Over the centuries, the above topic has been a serious argument between linguists concerning the intuitive nature of language in the world. The question now is what does it really mean when language is said to be an intuitive phenomenon?
As Chomsky (1977) contends “the child in his initial state is uninformed as to the language speech community in which he lives.” He further argues that certainly the child is endowed with some set of mechanisms (i.e. language faculty), what the Swiss linguistic scholar, De Saussure called ‘facult de language’ in 1910. In this sense according to Chomsky child is innately born with predisposition or capacity for language acquisition. This faculty is said to be located at the left hemisphere of the child. Chomsky in this case classified among those scholars who believe in inborn knowledge of language. Also according to Nigerian applied linguist, Olaoye (2008), a child has innate or inborn ability or capacity to acquire any language. This inborn mechanism according to him is known as Language Acquisition Device (LAD).

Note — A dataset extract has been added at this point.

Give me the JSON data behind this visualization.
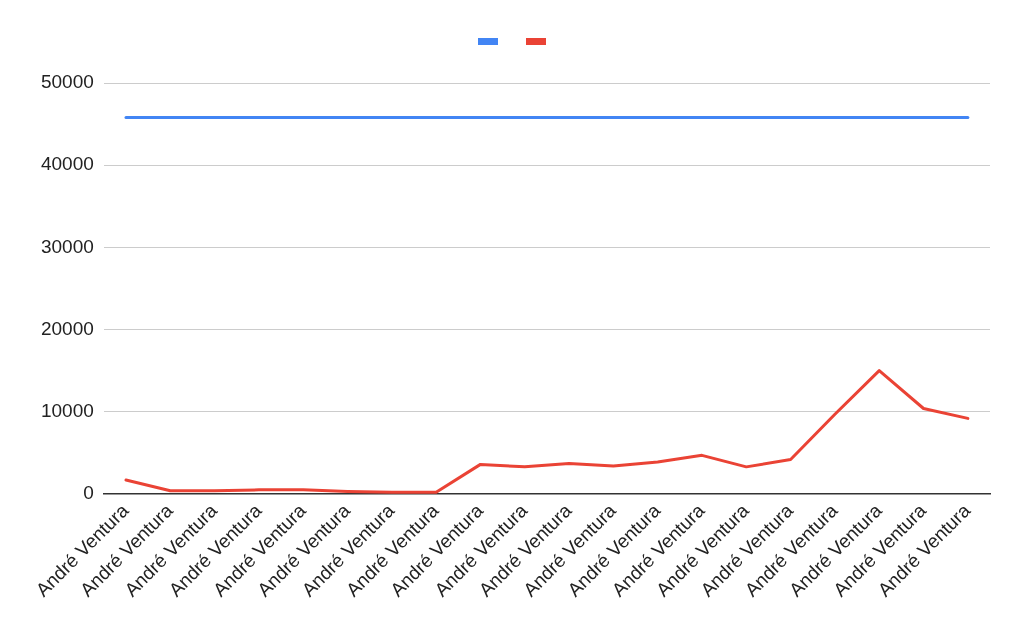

Against these notions of inborn nature of language are the behaviourists, who believe that language acquisition is not a mental phenomenon but has to do with behaviour based on stimulus-response. That is, language is acquired through the stimulus-response of an individual.
Sapir(1921) contends that language is a purely human and non-instinctive method of communication ideas, emotions, and desires by means of voluntarily produced symbols. Language In this sense, therefore is common to only human and even natural since it is only human beings that have ability to use utterances to express their ideas, emotions and desires.

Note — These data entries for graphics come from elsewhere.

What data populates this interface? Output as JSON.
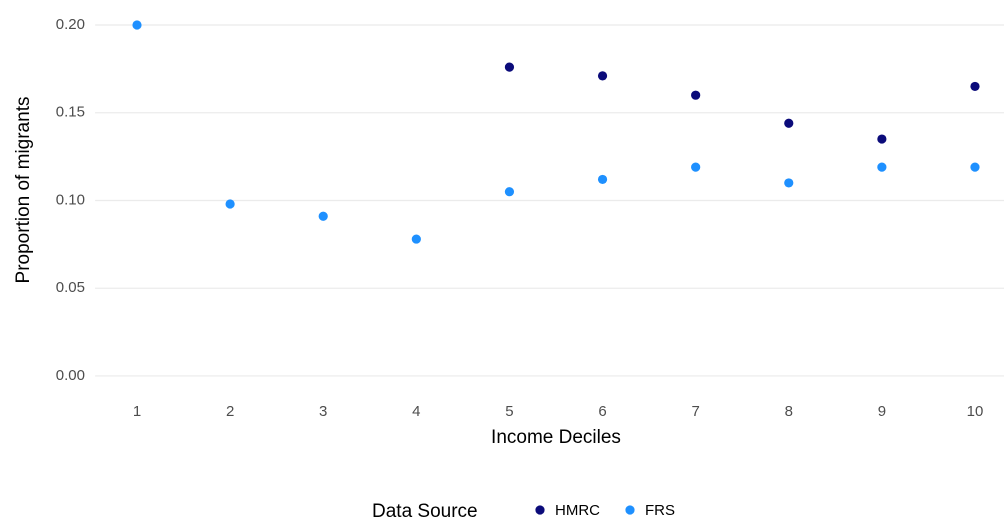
{
  "chart_data": {
    "type": "scatter",
    "x_label": "Income Deciles",
    "y_label": "Proportion of migrants",
    "x": [
      1,
      2,
      3,
      4,
      5,
      6,
      7,
      8,
      9,
      10
    ],
    "series": [
      {
        "name": "HMRC",
        "color": "#0b0b7a",
        "values": [
          null,
          null,
          null,
          null,
          0.176,
          0.171,
          0.16,
          0.144,
          0.135,
          0.165
        ]
      },
      {
        "name": "FRS",
        "color": "#1e90ff",
        "values": [
          0.2,
          0.098,
          0.091,
          0.078,
          0.105,
          0.112,
          0.119,
          0.11,
          0.119,
          0.119
        ]
      }
    ],
    "xlim": [
      0.55,
      10.45
    ],
    "xticks": [
      1,
      2,
      3,
      4,
      5,
      6,
      7,
      8,
      9,
      10
    ],
    "ylim": [
      -0.01,
      0.21
    ],
    "yticks": [
      {
        "value": 0,
        "label": "0.00"
      },
      {
        "value": 0.05,
        "label": "0.05"
      },
      {
        "value": 0.1,
        "label": "0.10"
      },
      {
        "value": 0.15,
        "label": "0.15"
      },
      {
        "value": 0.2,
        "label": "0.20"
      }
    ],
    "grid": true,
    "legend_title": "Data Source",
    "legend_position": "bottom"
  }
}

However, some scholars further argue that, if language is said to be natural and dedicated to human alone as presupposed by the naturists, it would be a wrong view due to the fact that other apes and animals communicate among themselves using language. This view was challenged by Lyon (1968) that these animals and apes communicate between themselves using onomatopoeic sound. That is no animal or ape makes use of language but merely onomatopoeic sounds. In supporting this view, O’Grandy propounded thirteen designed features of language, which all said to be common to human being alone and no any other apes or animals achieve all these features.
These features include: interchangeability, arbitrariness, feedback, displacement, duality of patterning, specialization, discreteness, tradition, reflexiveness, prevarication; learnability, productivity and semanticity. Among all these, the duality of patterning was found never to be common to other apes or animals but only humans. Duality of patterning implies the ability of the users to put together meaningless units (i.e. phonemes) to form arbitrary signs, which can be used to form meaningful larger units like sentence.
The argument upon the intuitive nature of language has often been traced to centuries ago, when a Sanskrit linguistic scholar, Panini, who lived between 520-460 BC, proposed that language is not to be regarded as having intuitive structure. His notion later led to the establishment of two philosophical schools Aristotle and Stoic. The former believed that everything in humans including language is inborn or natural. This school is referred to as Analogist philosophical school. The latter in the other hand followed the view of Panini and denied language to be natural; with the view that language can even be created by man. This is also referred to as Anomalist philosophical school.
From a sound observation so far, if language is said to be non-natural phenomenon and can be created by man as being argued by the conventionalists, who follow the Panini’s view, how many of these machines created by man can acquire, speak and even make use of utterances like man so far? We have actually seen the technological development in the world today like recent discoveries and development of robotic machine, which follows human instruction to act and even deliver messages, but this does not make robot machine to acquire language other than that created into it by man. Human beings have been successful in using language to refer to the past, present and future events and much more in creativities like combining meaningless units (phonemes) to form arbitrary signs, which also are used to form meaningful larger ones like sentences. Animals and other apes never achieve these natural gifts. Human beings use language to think logically to arrive at sound or effective decision-making, while the so-called robotic machines never achieve this other than the decision given to them to carryout by man.
From these arguments and discoveries so far, language from a clear observation, is natural which means that human beings are innately born with such faculty to acquire.